Peki, zengin çocuklarının şahadet şerbeti içtiğini duyanınız, işiteniniz veya göreriniz var mı?
Örneğin, Hasan Kalyoncu’nun,
Remzi Gür’ün,
Cihan Kamer’in,
Fettah Tamince’nin,
Ethem Sancak’ın,
Mehmet Cengiz’in vd. lerinin çocuklarından veya damatlarından hiç bu leziz şerbetten içen veya tadanı duydunuz mu?
Yani bu şahadet şerbeti hep garibanın çocuklarına mı reva görülüyor,
Hep fakir fukaranın çocuklarına mı içirilir,
Bu adalet mi?
Bu hak mı?
Bir başkasının çocuğuna, nede kolaydır şerbet içirmek dimi?
Sönen ocaklar sizin değil nasıl olsa,
Yıkılan hayaller sizin değil ne de olsa,
Kaybolan hayatlar sizin değil nasıl olsa,
Yetim kalan çocuklar sizin değil nasıl olsa,
Ciğeri yanan anneler siz değilsiniz nasıl olsa,
Hayatı kararan eşler siz değilsiniz nasıl olsa,
İçirin içirebildiğiniz kadar
Nede olsa sizin için fark eden bir şey yok,
Gidersiniz ciğeri dağlanan babaya, anneye,kardeşe,amcaya, dayıya eşe, evlada..
Vatan sağ olsun,
Kanı yerde kalmayacak,
Var mı bir isteğiniz arzunuz,
Devletimiz yanınızdadır her daim,
Üçbeş cak cakılı laf,
Üçbeş süslü ve gösterişli laf,
Siyasi şovunuzu hamiyetinizle yapar,
Zırhlı Mercedes arabanıza biner dönmemek üzere kaybolursunuz oradan,
Ne bilen,
Ne duyan,
Ne de yanın da ve yakınında gören olur şehit ailesinin.

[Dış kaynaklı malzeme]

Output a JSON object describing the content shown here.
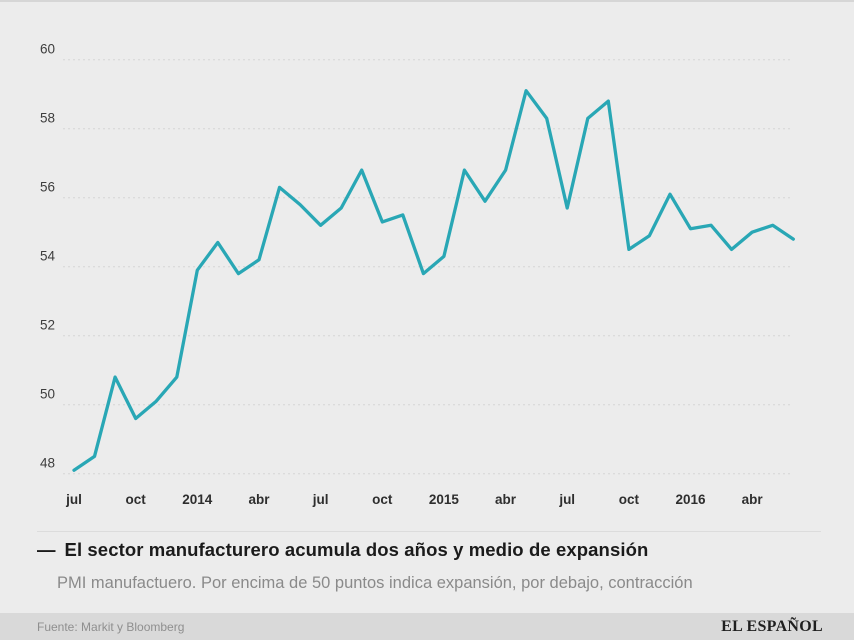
{
  "header": {
    "dash": "—",
    "title": "El sector manufacturero acumula dos años y medio de expansión",
    "subtitle": "PMI manufactuero. Por encima de 50 puntos indica expansión, por debajo, contracción"
  },
  "footer": {
    "source": "Fuente: Markit y Bloomberg",
    "brand": "EL ESPAÑOL"
  },
  "colors": {
    "background": "#ececec",
    "footer_bar": "#d9d9d9",
    "line": "#29a7b5",
    "grid": "#d5d5d5"
  },
  "chart_data": {
    "type": "line",
    "title": "El sector manufacturero acumula dos años y medio de expansión",
    "subtitle": "PMI manufactuero. Por encima de 50 puntos indica expansión, por debajo, contracción",
    "period": "jul 2013 – jun 2016, monthly",
    "values": [
      48.1,
      48.5,
      50.8,
      49.6,
      50.1,
      50.8,
      53.9,
      54.7,
      53.8,
      54.2,
      56.3,
      55.8,
      55.2,
      55.7,
      56.8,
      55.3,
      55.5,
      53.8,
      54.3,
      56.8,
      55.9,
      56.8,
      59.1,
      58.3,
      55.7,
      58.3,
      58.8,
      54.5,
      54.9,
      56.1,
      55.1,
      55.2,
      54.5,
      55.0,
      55.2,
      54.8
    ],
    "x_tick_labels": [
      {
        "index": 0,
        "label": "jul"
      },
      {
        "index": 3,
        "label": "oct"
      },
      {
        "index": 6,
        "label": "2014"
      },
      {
        "index": 9,
        "label": "abr"
      },
      {
        "index": 12,
        "label": "jul"
      },
      {
        "index": 15,
        "label": "oct"
      },
      {
        "index": 18,
        "label": "2015"
      },
      {
        "index": 21,
        "label": "abr"
      },
      {
        "index": 24,
        "label": "jul"
      },
      {
        "index": 27,
        "label": "oct"
      },
      {
        "index": 30,
        "label": "2016"
      },
      {
        "index": 33,
        "label": "abr"
      }
    ],
    "y_ticks": [
      48,
      50,
      52,
      54,
      56,
      58,
      60
    ],
    "ylim": [
      48,
      60
    ],
    "grid": "horizontal-dashed",
    "legend": "none",
    "line_color": "#29a7b5"
  }
}
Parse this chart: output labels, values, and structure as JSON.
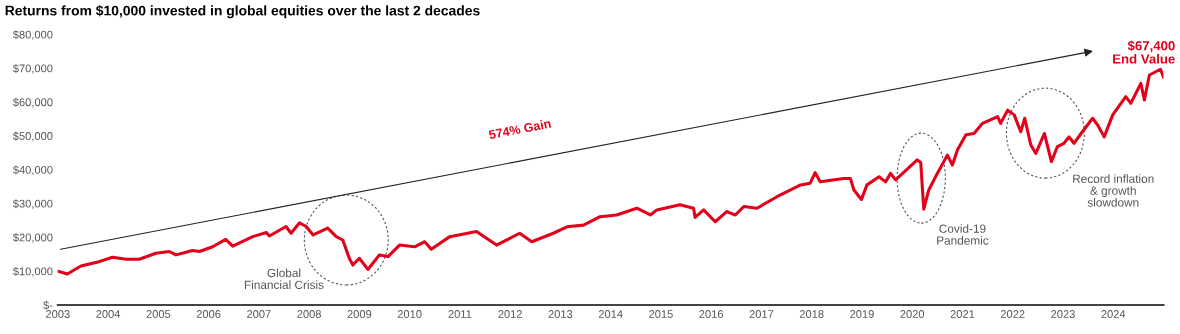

Değerli okurlarım işin özü şu?
Bu memleket için canını veren de yine bu memleketin öz evladı,
Kasap Ahmet efendinin çocuğu,
Çiftçi Mehmet efendinin çocuğu,
Bakkal Ali efendinin çocuğu.
Hani ünlü Türk şairi nazım hikmet der ya mısralarında der ya!
“Bir eski Acem şairi :
«Ölüm âdildir» diyor,
«aynı haşmetle vurur şahı fakiri.»
Hâşim, neden şaşıyorsunuz?
Hiç duymadınız mıydı kardeşim,
Herhangi bir şahın bir gemi ambarında
Bir kömür küfesiyle öldüğünü?...”
Demem o ki fakire hiç birşey adil değildir,
Adalet, güçlünün yanındadır,
Adalet zenginin yanındadır,
Şahadet şerbeti ise fakirin kucağına bırakılır
İşin özü budur vesselam...
!#**m545**#!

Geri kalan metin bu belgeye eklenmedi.